Entitlements are a funny thing. They are easy to give out, but nearly impossible to take away. Reform generally means giving more of something, rather than cutting anything.
I reckon why that’s why health-care reform is more complicated than people realized. An efficient health-care system isn’t really that complicated. What’s complicated is figuring out a way to give people more of something without asking anyone to give up anything.
As If We Need Another Reminder Why That Is A Problem
Things are not going well in Puerto Rico. In any financial crisis, there are three stakeholders: bond holders, pensioners, and residents who need services. Generally, the residents get the lowest priority (pensioners usually get the highest). But the Puerto Rican Governor is pushing back on some of the Control Board’s austerity measures. He, like most politicians, also has wildly optimistic revenue projections.
And speaking of debt crises, things aren’t going so well in Greece either. At least some are hopeful Brazil’s proposed pension cuts will pass and help Brazil avoid a debt crisis of its own. We’ll see how that goes down after Carnival. After all, if there is one thing that unites everyone, it is that no one tolerates entitlement cuts.

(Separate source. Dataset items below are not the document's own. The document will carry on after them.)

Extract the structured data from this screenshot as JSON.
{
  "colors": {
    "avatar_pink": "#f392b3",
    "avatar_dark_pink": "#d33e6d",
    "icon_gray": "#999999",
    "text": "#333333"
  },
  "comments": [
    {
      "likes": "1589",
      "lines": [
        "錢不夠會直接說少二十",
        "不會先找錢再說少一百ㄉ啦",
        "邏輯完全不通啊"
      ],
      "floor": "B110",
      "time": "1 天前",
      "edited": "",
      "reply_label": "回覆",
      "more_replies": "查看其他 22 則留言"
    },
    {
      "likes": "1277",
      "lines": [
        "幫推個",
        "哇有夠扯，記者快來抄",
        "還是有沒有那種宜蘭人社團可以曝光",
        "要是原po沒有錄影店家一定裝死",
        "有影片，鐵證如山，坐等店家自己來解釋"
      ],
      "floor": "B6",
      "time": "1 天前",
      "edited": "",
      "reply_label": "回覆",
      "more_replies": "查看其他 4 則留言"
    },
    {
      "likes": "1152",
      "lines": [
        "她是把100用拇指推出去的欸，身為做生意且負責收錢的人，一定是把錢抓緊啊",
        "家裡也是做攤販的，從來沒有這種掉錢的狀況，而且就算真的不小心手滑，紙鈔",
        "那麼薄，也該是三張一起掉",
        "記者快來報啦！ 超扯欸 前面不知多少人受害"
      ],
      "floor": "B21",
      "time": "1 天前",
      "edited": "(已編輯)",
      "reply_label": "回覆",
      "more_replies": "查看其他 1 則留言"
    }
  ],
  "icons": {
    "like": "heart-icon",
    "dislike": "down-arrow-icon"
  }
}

How did we get here? I suppose we keep promising more (even if we can’t take it back) because we are short-sighted, assume the future is more certain that it is, or under-estimate risk's costs. In that case, maybe the border adjustment tax won’t work as intended; exchange rates can be unpredictable.
Or maybe special ops and drones aren’t furthering our interests and minimizing warfare risk after all.